Crystallization behavior of mechanically milled nanocomposite Pr-Fe-B alloys

In the past few years, research studies have proposed the high energy mechanical milling as an alternative route to the melt spinning for the development of nanocomposite two-phase 2:14:1 / bcc Fe magnets. The current work presents our results on Pr$_{9}$Fe$_{85}$B$_{6}$ and Pr$_{9}$Dy$_{1}$Fe$_{76}$Co$_{8}$Si$_{1}$B$_{5}$ mechanically milled powders with emphasis on the microstructure peculiarities, phase transformations upon annealing and their relation with the magnetic properties.

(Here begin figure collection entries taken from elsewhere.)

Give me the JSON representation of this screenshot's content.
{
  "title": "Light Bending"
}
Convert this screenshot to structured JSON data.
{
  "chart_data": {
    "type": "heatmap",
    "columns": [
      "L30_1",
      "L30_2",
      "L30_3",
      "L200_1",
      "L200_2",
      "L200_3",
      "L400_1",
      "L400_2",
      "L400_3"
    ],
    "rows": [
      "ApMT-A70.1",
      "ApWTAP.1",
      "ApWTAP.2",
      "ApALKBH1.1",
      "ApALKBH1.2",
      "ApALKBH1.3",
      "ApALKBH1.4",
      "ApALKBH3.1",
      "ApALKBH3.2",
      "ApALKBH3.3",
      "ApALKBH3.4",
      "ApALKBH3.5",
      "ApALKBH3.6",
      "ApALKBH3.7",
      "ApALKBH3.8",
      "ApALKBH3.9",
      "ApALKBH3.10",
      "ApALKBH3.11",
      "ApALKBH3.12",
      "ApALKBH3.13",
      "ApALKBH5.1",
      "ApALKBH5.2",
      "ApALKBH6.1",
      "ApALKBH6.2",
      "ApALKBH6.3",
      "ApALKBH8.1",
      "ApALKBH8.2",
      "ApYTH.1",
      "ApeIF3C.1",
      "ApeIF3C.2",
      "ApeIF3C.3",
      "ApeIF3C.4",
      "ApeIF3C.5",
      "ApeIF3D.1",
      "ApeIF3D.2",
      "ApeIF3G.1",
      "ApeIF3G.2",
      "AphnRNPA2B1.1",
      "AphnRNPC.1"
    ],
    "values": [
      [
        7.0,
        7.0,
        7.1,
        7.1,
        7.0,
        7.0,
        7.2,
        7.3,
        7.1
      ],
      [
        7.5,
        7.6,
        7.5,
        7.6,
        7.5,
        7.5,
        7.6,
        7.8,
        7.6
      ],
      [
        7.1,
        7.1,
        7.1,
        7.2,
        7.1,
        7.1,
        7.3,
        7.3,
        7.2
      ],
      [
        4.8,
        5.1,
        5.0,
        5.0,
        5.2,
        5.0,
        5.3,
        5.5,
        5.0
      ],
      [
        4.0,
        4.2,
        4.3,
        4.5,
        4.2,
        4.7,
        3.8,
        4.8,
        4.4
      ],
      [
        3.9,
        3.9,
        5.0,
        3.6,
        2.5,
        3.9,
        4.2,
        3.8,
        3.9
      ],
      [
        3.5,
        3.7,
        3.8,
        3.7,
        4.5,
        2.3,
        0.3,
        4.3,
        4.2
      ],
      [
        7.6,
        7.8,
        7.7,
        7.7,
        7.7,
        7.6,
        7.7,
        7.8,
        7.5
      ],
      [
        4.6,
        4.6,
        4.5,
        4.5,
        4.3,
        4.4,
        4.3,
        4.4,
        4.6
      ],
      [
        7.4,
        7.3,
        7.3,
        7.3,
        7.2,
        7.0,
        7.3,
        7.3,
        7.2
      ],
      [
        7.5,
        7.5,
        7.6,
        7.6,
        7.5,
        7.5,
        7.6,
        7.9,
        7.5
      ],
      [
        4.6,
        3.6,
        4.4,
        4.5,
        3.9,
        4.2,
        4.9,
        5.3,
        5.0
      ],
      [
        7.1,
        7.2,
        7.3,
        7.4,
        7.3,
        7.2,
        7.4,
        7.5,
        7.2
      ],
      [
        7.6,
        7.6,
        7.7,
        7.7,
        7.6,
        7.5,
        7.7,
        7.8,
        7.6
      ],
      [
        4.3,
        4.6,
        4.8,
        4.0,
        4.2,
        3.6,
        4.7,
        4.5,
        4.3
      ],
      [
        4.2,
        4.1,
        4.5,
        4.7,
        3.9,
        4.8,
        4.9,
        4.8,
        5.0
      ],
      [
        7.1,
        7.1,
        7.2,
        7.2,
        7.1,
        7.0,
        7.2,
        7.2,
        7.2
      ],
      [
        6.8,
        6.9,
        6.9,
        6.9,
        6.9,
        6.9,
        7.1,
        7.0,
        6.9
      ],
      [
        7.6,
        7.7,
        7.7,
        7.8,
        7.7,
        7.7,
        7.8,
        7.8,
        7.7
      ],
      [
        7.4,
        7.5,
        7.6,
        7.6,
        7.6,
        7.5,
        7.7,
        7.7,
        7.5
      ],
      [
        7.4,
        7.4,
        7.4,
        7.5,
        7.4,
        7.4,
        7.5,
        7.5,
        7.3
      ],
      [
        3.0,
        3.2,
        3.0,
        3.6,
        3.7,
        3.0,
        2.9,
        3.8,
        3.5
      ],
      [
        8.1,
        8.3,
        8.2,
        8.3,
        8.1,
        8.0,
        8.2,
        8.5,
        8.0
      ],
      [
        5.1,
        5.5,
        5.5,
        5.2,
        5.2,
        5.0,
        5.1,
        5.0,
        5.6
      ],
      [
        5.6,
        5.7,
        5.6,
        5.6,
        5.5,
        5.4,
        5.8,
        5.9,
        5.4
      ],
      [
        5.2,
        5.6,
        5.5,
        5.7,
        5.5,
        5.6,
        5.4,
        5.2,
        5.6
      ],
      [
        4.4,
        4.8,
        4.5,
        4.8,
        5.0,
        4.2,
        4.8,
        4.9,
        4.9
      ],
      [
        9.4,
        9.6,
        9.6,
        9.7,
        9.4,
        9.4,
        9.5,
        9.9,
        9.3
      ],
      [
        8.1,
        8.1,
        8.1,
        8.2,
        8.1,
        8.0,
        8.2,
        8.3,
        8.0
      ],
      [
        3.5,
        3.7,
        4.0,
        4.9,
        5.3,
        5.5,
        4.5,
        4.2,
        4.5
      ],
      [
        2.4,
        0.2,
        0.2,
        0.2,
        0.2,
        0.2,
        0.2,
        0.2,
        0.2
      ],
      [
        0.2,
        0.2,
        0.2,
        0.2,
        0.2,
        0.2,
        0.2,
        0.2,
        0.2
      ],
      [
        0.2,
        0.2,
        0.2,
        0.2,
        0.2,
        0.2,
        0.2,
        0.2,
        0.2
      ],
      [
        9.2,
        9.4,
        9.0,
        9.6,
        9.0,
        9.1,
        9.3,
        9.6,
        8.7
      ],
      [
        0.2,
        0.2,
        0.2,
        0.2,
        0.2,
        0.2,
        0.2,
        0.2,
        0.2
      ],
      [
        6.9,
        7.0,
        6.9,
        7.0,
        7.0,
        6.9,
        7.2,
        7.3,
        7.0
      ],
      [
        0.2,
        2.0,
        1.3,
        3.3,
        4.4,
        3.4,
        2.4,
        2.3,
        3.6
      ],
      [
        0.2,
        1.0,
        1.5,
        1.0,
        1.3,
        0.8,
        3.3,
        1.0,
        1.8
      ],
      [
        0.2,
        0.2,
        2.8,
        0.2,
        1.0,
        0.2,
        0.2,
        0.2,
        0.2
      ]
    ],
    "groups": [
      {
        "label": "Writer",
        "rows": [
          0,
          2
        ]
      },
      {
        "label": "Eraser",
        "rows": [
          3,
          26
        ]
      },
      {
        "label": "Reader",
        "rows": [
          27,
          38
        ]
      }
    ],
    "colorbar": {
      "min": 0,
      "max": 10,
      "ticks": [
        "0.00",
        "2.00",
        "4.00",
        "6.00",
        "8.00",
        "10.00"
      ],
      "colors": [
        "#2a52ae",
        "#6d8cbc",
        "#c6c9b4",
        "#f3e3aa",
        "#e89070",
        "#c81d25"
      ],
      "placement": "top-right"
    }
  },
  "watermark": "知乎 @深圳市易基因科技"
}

Calorimetric investigations in as-milled powders show a main exothermic peak occurring at relatively low temperatures (350$^{\circ}$C) that has been associated with a stress-relief effect. HRTEM micrographs for as-milled powders give evidence of coexistence of bcc Fe or (Fe,Co) phase (d$_{g}\cong $10-15 nm), and an amorphous phase. The amorphous phase is still observed in powders annealed at 400$^{\circ}$C and coexists with slightly enlarged bcc Fe or (Fe,Co) grains (d$_{g}\cong $15-20 nm) and with a newly precipitated 1:7-type phase. A high degree of strain is present in the nanograins. The microstructure becomes free of internal stresses and completely crystallizes at 650$^{\circ}$C. The extrinsic magnetic properties are strongly related to the powder microstructure.